Academic background
- Education: BA, Biological Sciences, 1999, University of Chicago MS, PhD, Biological Sciences, 2010, Northern Arizona University
- Doctoral advisor: Nancy C. Johnson

Academic work
- Institutions: DePaul University Dartmouth College
- Website: https://balachaudhary.com/index.html

= Bala Chaudhary =

American soil ecologist

Bala Chaudhary is an American soil ecologist. She is an Associate Professor of Environmental Studies at Dartmouth College.

== Early life and education ==
Chaudhary grew up in Minnesota, spending much of her childhood outdoors. She was intrigued by ecology courses in college and developed an interest in mycorrhizal fungi after taking a course about symbiotic relationships at the Field Museum in Chicago. During college, she worked as a field assistant on a mycorrhizal ecology project in Chicago. Chaudhary received her bachelor’s degree in biological sciences at the University of Chicago in 1999.

After her undergraduate degree, Chaudhary worked in California as a restoration consultant in the early 2000s. Her responsibilities included restoring damaged landscapes for endangered species habitats. Soil microbes were a constant issue in restoration, inspiring her to pursue plant-microbe interactions in graduate school. She earned her master’s and doctorate degrees in biological sciences at Northern Arizona University under the mentorship of Nancy C. Johnson.

== Career ==
Chaudhary was an assistant professor in the College of Science and Health at DePaul University from 2016 to 2021. Since 2021, she has been an associate professor of Environmental Studies at Dartmouth College.

Chaudhary studies mycorrhizae, fungi that form symbiotic relationships with plants.

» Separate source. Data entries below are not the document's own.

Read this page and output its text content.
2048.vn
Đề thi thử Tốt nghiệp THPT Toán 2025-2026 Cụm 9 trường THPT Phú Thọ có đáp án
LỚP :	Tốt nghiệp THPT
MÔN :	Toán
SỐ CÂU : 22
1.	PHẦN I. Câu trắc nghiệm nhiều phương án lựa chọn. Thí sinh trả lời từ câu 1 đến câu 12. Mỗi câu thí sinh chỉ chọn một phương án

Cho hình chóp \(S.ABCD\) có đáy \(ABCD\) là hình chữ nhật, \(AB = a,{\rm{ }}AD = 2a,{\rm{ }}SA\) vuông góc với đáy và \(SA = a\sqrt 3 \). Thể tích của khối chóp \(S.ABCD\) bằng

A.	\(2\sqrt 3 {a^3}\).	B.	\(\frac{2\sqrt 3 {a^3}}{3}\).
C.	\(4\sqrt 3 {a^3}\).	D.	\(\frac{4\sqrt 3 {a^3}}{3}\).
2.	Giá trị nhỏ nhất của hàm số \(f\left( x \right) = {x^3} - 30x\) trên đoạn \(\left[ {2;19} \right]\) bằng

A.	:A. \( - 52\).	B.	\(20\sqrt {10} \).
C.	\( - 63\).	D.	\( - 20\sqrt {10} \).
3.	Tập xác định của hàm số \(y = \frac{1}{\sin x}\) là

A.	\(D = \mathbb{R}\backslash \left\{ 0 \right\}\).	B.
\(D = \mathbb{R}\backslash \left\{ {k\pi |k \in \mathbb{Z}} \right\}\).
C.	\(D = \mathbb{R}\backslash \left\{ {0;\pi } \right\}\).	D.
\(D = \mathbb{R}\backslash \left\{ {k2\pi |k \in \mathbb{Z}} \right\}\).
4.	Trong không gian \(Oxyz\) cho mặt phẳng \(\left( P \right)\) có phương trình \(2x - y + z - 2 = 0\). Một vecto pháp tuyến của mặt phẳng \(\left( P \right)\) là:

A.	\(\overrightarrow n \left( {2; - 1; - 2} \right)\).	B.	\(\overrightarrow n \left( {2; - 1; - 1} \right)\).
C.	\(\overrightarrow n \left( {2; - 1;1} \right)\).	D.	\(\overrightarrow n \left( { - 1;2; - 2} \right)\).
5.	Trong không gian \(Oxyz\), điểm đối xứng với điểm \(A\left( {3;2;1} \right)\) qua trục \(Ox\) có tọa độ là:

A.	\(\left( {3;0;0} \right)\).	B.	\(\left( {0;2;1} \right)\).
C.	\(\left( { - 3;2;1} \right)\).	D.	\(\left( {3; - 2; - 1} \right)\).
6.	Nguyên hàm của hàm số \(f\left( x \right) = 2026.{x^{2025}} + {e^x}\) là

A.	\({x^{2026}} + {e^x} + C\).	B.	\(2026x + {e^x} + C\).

Mycorrhizae provide plant roots with nutrients such as nitrogen and phosphorus, and they receive sugars in return. Chaudhary specifically focuses on the dispersal of arbuscular mycorrhizal (AM) fungi. She studies AM wind dispersal across long distances, an area of biogeography research that could have implications for agriculture and ecosystem restoration. Using rooftop dust collectors, her lab has found that spore dispersal was greater during times of heightened agricultural activity, suggesting a human influence on dispersal. She is currently expanding this research by collecting data from dust collectors installed at National Ecological Observatory Network (NEON) sites across the U.S..

In 2019, Chaudhary received the National Science Foundation (NSF) CAREER Award to support her research on the dispersal of mycorrhizal fungi: “Linking macroecology and traits to predict mycorrhizal fungal dispersal.” The grant also included educational components, such as funding the development of a course in which students use NEON data to conduct projects.

=== Inclusion in STEM ===
Another area of Chaudhary’s research investigates barriers to inclusion that students of color face in STEM fields. Her research with social scientist Tania Schussler has found that there are more challenges with retention, rather than recruitment, of students of color in ecology and environmental science. In 2020, she wrote a paper titled “Ten simple rules for building an anti-racist lab” with Asmeret Asefaw Berhe at the University of California, Merced. These rules include ensuring safety plans that address racism are in place for field work, collaborating with BIPOC academics, and making sure diversity and inclusion efforts are enforced throughout all positions of power within labs.

In 2020, Chaudhary created Women of Color in EEB, an online community for women of color and nonbinary people of color in the fields of ecology and evolutionary biology. Beginning as a Slack channel, WOC in EEB has since grown into a community supporting mentorship programs, conversations about research experiences, and job sharing. With Lily Khadempour, an assistant professor at Rutgers University-Newark, Chaudhary was awarded a grant from NSF to expand the one-on-one and group mentorship programs and organize a conference. The WOC in EEB conference was held from July 25 to July 27, 2023, at Dartmouth College.

Chaudhary wrote a commentary in Nature Microbiology in March 2022 about the complexities of marital name changes for female scientists. She suggested that automatic name changes on past publications should be in place, ensuring that a scientist’s entire body of work is represented under the name they choose.